Studies on the response to DNA double-strand breaks: Damage-dependent phosphorylations and DNA end resection

DNA double-strand breaks (DSBs) are the most severe form of DNA damage, since if not properly repaired they can lead to loss of heterozygosity, chromosomal translocation, and even chromosomal fragmentation and loss. ATM and ATR are the two principal upstream kinases which respond to DNA damage and activate DNA damage responses. ATM responds directly to DNA double-strand breaks (DSBs), while ATR responds to primed single-stranded DNA (ssDNA). Eukaryotic cells have two pathways to repair DSBs: non-homologous end joining (NHEJ) and homology-directed repair (HDR). NHEJ repair is error-prone and can lead to promiscuous chromosome fusions if multiple DSBs are present in the same cell.
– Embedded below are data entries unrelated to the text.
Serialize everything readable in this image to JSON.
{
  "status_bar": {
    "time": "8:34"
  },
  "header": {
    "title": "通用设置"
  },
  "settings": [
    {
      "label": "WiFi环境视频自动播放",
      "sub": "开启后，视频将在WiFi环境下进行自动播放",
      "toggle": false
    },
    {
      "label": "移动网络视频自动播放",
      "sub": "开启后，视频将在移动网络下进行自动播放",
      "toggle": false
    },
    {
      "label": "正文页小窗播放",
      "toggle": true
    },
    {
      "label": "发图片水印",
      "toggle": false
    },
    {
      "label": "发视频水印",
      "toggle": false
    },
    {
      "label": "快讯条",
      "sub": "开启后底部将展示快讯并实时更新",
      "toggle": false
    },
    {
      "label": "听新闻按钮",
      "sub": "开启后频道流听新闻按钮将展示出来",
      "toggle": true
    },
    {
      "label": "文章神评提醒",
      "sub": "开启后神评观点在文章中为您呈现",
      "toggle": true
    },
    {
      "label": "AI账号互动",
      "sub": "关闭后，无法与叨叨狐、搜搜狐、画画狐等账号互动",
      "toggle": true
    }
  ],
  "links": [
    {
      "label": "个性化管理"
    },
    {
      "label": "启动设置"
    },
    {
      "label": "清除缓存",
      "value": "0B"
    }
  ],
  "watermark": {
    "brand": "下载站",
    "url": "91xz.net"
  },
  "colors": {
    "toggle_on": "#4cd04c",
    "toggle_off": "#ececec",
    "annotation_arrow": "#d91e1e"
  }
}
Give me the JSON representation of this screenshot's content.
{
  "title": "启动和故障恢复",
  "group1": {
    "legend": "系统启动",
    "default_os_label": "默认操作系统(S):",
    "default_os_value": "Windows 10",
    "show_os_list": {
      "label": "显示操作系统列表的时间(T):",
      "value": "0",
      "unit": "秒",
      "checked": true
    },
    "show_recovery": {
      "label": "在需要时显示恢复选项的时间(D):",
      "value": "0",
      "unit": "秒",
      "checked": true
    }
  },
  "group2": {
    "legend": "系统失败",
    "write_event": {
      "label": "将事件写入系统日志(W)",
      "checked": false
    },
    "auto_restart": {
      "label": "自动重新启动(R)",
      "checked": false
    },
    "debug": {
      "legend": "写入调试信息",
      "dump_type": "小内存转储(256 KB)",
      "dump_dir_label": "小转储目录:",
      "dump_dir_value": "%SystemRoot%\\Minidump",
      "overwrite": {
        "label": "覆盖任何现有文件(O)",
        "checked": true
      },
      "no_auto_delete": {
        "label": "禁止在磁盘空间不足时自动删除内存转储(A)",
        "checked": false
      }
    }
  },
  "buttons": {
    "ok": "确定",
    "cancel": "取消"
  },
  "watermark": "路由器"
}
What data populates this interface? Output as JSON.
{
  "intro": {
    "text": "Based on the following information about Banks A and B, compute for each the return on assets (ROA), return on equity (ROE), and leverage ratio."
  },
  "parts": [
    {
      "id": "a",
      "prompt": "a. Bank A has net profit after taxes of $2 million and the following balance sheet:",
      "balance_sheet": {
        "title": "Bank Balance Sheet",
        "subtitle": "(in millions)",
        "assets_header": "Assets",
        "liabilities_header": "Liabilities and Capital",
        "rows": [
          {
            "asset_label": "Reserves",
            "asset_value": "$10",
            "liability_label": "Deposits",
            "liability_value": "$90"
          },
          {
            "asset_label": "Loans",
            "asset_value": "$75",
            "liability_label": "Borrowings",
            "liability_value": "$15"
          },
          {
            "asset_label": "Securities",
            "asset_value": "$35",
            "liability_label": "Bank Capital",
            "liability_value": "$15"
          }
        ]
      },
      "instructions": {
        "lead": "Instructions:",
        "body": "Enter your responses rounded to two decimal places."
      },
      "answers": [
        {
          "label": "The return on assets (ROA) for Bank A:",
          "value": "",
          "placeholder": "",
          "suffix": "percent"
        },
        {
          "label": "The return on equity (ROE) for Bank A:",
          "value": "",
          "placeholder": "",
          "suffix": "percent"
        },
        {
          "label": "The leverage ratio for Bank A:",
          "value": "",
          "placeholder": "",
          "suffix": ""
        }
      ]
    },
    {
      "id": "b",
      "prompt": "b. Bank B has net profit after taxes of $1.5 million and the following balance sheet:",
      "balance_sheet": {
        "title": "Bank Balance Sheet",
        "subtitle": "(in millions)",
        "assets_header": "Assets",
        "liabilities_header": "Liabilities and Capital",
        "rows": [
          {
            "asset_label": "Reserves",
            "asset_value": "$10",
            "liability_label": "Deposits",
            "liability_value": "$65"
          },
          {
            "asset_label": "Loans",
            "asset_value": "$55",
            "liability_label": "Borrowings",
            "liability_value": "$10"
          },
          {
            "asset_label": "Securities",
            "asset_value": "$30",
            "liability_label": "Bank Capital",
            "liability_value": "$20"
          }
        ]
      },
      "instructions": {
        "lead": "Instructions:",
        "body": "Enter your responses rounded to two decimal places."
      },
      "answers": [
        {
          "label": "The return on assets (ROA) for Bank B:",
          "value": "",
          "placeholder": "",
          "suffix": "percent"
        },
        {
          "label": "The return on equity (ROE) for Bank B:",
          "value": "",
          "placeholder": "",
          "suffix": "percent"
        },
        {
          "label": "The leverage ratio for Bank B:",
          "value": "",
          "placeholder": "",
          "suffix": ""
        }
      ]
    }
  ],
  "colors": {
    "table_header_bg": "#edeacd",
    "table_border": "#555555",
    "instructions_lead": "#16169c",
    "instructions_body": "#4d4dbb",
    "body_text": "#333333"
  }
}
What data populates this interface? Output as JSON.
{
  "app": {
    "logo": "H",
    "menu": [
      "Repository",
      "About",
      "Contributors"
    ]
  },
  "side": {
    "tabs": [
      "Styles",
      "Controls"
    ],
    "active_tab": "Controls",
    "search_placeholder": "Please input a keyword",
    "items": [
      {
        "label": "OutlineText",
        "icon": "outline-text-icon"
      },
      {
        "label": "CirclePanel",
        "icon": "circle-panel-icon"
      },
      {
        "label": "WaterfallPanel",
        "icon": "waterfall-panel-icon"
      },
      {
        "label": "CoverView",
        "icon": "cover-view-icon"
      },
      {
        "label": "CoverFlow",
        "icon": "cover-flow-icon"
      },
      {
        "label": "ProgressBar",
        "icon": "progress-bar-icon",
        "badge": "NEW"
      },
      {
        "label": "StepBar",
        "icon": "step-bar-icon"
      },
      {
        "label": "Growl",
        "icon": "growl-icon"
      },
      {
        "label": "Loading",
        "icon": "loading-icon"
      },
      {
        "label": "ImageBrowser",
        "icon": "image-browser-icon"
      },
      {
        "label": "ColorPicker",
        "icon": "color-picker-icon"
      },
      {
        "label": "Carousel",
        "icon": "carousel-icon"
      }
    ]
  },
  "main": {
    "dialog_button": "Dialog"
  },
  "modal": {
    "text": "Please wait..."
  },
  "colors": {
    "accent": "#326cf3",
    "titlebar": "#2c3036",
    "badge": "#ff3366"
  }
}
HDR pathways are high-fidelity since they utilize sequence homology elsewhere in the genome to facilitate recovery of the lost sequence and repair of the break. HDR pathways are initiated by the degradation of the 5' strand of the DSB, yielding a 3' single-stranded DNA overhang. This process is termed DNA resection, and not only allows all subsequent steps of HDR, but also makes the DSB refractory to repair by the NHEJ pathway.;We have conducted an expression screen to identify proteins which are post-translationally modified in response to DNA DSBs, in an ATM/ATR-dependent manner. This screen has yielded several proteins of diverse and unexpected function which respond to DSBs.;Additionally, we used Xenopus laevis cell-free egg extracts in S-phase or M-phase to monitor recruitment of signaling and repair proteins at chromosomal DSBs and to assess DNA end resection. While MRN is required for both resection and ATM signaling from DSBs, CtIP acts downstream of the MRN complex for resection, and is dispensable for ATM signaling. In S-phase, the MRN-CtIP pathway acts early in DSB processing followed by MRN-CtIP-independent end resection. Notably, DNA end resection is exclusively dependent on the CtIP-MRN pathway in M-phase. MRN-CtIP-independent resection in S-phase does not require DNA synthesis or ATM activity. However, Cdk1 activity plays a critical role in DNA damage signaling in M-phase. We establish that the BRCA1 protein is not required for DSB resection. Finally, we demonstrate that early binding of NHEJ factors and HDR factors occurs non-competitively.